Bet Blue is a youth-led circular economy venture transforming discarded plastic into 3D-printed poker chips, merging sustainability, innovation, and education. Inspired by my personal observation of plastic waste around me and a challenge from the Marine Plastics Ambassador Program, I sought to create a project that would turn a persistent environmental problem into a tangible solution. Bet Blue aligns with the EarthEcho Marine Plastics Ambassador Program’s goals by addressing marine plastic pollution through awareness, youth engagement, and sustainable innovation, while providing hands-on educational opportunities for younger students.

Project Details and Activities
- Project Launch: The idea began when Program Manager Sam Athey challenged participants to consider how everyday plastic contributes to pollution. I combined this insight with my passion for games and risk-taking, inspired by my experience playing Bridge, Mahjong, and reading The Biggest Bluff.
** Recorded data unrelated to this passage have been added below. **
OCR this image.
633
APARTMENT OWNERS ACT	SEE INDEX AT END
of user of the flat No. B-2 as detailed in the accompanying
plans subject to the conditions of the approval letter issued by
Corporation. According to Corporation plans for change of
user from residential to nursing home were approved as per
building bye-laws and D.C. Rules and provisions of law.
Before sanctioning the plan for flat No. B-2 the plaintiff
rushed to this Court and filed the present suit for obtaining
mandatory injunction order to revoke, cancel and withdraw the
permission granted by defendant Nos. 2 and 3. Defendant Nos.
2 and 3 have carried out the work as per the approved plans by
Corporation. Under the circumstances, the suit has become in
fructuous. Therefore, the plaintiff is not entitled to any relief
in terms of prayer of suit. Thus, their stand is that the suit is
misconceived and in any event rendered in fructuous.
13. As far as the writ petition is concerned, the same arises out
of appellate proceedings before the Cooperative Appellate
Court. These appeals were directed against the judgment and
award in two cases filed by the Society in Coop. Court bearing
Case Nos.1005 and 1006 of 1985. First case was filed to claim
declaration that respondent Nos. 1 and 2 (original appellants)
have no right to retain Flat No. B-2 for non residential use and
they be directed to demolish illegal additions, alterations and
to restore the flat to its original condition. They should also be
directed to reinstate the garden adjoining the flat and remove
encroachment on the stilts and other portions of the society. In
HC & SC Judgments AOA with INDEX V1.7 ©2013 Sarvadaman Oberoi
- Product Development: Using a Bambu P1S 3D printer, I designed and prototyped poker chips made entirely from recycled plastic bottles. The process included filament creation, iterative testing, and educating middle school students on circular economy principles during printing demonstrations.
- Youth Engagement: I led workshops at my high school, guiding students through the printing process and teaching them about the lifecycle of recycled plastics. Students were encouraged to design their own chips while learning about ESG principles and sustainable production.
- Partnerships and Collaborations: Bet Blue collaborated with SEA Blue Labs and other youth-led organizations to expand impact, creating a bridge between entrepreneurship education and environmental action.
- Community Outreach: The project leveraged social media and school networks to raise awareness about plastic pollution and demonstrate how small, tangible actions can contribute to larger sustainability goals.
Impact and Metrics
- Plastic Waste Diverted: Repurposed over 120lbs of plastic bottles into poker chips.
- Youth Engagement: Directly involved 30+ middle and high school students in hands-on workshops and 3D printing demonstrations.
- Awareness Raised: Estimated 500+ individuals reached through school activities, social media campaigns, and local events.
- Behavioral Influence: Workshop participants reported increased understanding of the circular economy and committed to reducing single-use plastics in daily life.
- Educational Impact: Students gained practical skills in 3D printing, design thinking, and sustainable product development.
Reflection and Learning
This project taught me the value of merging innovation with purpose. Challenges included technical difficulties in printing uniform chips, weighting prototypes, and scaling production sustainably. Overcoming these hurdles reinforced my problem-solving skills, patience, and ability to translate ESG concepts into tangible action. Bet Blue also helped me grow as a Marine Plastics Ambassador by demonstrating that advocacy is most powerful when paired with creative, hands-on solutions.
Next Steps
Bet Blue will continue under SEA Blue Labs as a platform for youth-led circular economy projects. Future plans include:
- Expanding educational workshops to additional schools.
- Experimenting with sustainable chip weighting and materials innovation.
- Scaling outreach through social media, advisory councils, and public events.
- Providing resources for students and young entrepreneurs to create their own circular products.